Escalators, like shares, go down as well as up. The physical escalator, from which the figurative kind derives, was originally a trade name. ‘A movable stairway,’ the New York Journal reported in 1900, had been ‘built by the Otis Elevator Company for the use of passengers of the Manhattan Elevated Railway’. The first escalator on the London Underground was installed in 1911 at Earl’s Court.

Escalators adapted the name of the military activity of escalading — going over walls with ladders. A ladder in Greek is klimax. In 1889, the Oxford English Dictionary complained of the ‘popular ignorance and misuse of the learned word’ climax to mean ‘culmination, height, acme or apex’. Then in 1918 Marie Stopes used it to mean ‘orgasm’. Some people won’t be told.

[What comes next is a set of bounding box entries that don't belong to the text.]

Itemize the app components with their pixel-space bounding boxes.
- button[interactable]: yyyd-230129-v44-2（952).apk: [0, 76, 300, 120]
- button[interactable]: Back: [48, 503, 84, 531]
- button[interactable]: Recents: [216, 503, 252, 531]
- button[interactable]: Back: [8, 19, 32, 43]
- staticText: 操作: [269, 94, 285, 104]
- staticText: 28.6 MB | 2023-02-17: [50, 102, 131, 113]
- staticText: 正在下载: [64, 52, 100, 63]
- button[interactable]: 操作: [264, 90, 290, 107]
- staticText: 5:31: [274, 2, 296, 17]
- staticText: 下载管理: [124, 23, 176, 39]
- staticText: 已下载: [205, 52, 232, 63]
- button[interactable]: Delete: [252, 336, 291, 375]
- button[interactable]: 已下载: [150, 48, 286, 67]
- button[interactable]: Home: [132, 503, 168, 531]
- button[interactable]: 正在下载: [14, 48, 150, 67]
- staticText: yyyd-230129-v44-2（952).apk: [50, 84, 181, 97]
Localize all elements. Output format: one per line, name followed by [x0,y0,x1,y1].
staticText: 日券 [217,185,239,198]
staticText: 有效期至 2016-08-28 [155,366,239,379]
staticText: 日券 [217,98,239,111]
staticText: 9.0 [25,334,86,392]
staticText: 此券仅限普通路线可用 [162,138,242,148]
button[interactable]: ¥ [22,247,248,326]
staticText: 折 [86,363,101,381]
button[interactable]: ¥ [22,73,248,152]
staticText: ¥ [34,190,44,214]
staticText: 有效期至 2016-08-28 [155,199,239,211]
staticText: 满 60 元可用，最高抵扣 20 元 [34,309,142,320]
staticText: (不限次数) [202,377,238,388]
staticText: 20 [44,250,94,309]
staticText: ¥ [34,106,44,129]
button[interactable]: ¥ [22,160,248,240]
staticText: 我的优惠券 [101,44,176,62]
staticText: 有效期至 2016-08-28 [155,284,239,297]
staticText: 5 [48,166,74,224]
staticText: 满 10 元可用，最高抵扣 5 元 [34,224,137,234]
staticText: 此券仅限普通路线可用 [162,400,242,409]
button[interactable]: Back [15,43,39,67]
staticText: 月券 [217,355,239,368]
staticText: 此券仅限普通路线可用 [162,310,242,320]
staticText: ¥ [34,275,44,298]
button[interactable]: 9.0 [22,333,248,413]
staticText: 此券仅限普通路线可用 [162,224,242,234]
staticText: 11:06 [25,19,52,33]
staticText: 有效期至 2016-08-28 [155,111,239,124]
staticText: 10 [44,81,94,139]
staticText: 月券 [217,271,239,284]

Anyway, the verbal model for escalator was elevator. Elevators were used for wheat from the 1780s, but in 1853 Harper’s magazine wrote of the imminent introduction to New York of ‘a steam elevator, by which an indolent, or fatigued, or aristocratic person may deposit himself in a species of dumb waiter at the hall door, and by whistle, or the jingling of a bell, be borne up, like so much roast-goose with gravy, to the third, fourth, or fifth floor’. Such practices escalate.